Graham Platner, le candidat démocrate au Sénat américain dans le Maine, a annoncé mercredi soir la suspension de sa campagne. Cette décision intervient après la publication d'un article de presse rapportant des accusations d'agression sexuelle portées par une ancienne compagne. L'affaire, survenue alors que Platner était donné favori dans une course cruciale pour la majorité au Sénat, plonge le Parti démocrate dans une situation délicate à moins de cinq mois des élections de mi-mandat.

Ancien Marine et ostréiculteur, Platner avait émergé de l'anonymat en remportant la primaire démocrate face à une gouverneure populaire. Il avait bâti un réseau de plus de 15 000 soutiens locaux et bénéficiait du parrainage de poids lourds de la gauche américaine, parmi lesquels les sénateurs Bernie Sanders du Vermont et Elizabeth Warren du Massachusetts. Son objectif était de déloger la républicaine Susan Collins, seule élue républicaine au Congrès pour un État ayant voté démocrate à la présidentielle de 2024.

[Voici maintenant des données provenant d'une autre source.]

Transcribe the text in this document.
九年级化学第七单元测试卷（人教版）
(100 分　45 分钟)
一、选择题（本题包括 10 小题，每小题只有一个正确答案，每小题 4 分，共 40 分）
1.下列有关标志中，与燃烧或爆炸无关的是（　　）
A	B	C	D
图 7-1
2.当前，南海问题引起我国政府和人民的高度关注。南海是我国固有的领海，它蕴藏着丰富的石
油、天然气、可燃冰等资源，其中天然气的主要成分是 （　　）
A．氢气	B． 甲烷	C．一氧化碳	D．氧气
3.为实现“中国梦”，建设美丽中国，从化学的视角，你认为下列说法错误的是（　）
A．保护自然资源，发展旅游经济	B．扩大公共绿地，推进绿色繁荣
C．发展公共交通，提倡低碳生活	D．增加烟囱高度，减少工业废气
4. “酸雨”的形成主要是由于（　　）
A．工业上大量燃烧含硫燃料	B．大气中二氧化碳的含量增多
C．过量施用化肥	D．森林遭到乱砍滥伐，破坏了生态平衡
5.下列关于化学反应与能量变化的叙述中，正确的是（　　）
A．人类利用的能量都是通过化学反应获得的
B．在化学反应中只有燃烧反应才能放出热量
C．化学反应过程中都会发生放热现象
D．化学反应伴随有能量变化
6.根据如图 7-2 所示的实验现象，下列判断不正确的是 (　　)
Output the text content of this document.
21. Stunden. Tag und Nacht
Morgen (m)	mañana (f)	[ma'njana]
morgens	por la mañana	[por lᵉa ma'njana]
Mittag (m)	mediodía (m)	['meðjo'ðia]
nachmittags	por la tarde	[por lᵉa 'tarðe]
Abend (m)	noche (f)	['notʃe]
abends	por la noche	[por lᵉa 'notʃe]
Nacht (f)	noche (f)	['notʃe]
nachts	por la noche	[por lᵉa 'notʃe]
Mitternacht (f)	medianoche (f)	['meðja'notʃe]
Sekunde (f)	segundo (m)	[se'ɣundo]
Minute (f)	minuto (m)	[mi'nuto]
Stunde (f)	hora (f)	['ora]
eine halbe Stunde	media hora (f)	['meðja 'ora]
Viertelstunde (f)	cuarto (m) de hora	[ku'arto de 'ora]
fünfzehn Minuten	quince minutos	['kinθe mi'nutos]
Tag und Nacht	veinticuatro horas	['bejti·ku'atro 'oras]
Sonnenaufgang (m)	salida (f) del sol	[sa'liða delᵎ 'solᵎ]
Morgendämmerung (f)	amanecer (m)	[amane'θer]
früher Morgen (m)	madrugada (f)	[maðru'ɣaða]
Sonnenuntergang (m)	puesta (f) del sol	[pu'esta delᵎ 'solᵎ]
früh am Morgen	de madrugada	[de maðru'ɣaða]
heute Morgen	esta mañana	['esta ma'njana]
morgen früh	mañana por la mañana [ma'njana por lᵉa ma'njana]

Une accusation aux conséquences immédiates

L'accusation, rendue publique il y a 48 heures, émane d'une ancienne petite amie. Selon ses dires, Platner, alors sous l'emprise de l'alcool, serait entré sans invitation à son domicile en 2021 et l'aurait agressée sexuellement. L'intéressé a catégoriquement nié les faits. Dans une vidéo de 11 minutes diffusée sur les réseaux sociaux, il a justifié son retrait non par la véracité de l'accusation, mais par le retrait des soutiens institutionnels. « Nous le faisons à cause des structures qui nous sont enlevées par ceux au pouvoir », a-t-il déclaré, promettant de ne pas déposer formellement son retrait tant qu'il n'aurait pas la garantie que son remplaçant soit choisi de manière « ouverte et démocratique ».

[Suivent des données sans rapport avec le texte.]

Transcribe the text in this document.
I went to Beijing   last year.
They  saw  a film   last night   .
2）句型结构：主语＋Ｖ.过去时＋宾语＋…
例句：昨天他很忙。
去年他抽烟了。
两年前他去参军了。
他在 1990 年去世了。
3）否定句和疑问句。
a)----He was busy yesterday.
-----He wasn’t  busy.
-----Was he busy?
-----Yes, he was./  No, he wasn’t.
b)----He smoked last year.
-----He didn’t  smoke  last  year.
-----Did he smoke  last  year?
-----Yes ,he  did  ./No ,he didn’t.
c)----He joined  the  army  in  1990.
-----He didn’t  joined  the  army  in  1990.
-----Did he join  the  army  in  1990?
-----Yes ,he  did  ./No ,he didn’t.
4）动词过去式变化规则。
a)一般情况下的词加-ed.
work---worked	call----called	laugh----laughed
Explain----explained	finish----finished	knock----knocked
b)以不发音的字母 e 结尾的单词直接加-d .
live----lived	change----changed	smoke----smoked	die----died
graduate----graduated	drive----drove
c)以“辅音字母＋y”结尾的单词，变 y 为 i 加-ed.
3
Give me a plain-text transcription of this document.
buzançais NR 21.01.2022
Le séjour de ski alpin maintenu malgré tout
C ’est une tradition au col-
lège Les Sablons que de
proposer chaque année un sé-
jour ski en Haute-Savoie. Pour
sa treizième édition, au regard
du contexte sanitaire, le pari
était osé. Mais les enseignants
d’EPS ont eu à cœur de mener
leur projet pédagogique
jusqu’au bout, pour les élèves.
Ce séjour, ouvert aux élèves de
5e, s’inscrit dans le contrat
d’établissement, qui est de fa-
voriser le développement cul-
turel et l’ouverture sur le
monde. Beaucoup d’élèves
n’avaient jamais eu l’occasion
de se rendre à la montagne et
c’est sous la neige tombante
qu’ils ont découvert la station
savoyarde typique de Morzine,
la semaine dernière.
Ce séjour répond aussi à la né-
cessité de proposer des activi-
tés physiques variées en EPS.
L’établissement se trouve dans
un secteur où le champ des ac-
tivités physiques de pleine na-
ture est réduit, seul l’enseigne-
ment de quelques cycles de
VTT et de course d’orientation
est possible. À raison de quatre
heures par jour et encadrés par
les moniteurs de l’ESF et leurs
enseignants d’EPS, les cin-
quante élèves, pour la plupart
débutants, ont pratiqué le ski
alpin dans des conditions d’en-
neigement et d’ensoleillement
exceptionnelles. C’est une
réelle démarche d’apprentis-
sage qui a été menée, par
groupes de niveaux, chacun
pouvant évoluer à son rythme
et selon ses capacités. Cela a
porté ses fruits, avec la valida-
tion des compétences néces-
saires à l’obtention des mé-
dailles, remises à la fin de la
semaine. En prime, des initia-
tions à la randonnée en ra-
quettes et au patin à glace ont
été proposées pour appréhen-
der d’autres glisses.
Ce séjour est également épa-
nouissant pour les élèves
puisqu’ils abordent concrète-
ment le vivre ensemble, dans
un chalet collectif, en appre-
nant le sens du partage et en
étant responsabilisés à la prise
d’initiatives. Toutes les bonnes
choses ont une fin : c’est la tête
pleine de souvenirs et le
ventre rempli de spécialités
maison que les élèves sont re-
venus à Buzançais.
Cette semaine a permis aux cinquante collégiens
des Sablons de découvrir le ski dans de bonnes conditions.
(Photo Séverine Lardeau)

Cette dernière controverse s'ajoute à une série de scandales qui avaient émaillé la candidature de Platner depuis son entrée en lice en août précédent. D'anciens messages sur les réseaux sociaux jugés offensants, un tatouage à connotation nazie, des textos à caractère sexuel explicites envoyés après son mariage en 2023, et des accusations de comportement « toxique » et menaçant de la part d'ex-petites amies n'avaient pas empêché 72 % des électeurs démocrates du Maine de voter pour lui lors de la primaire de juin.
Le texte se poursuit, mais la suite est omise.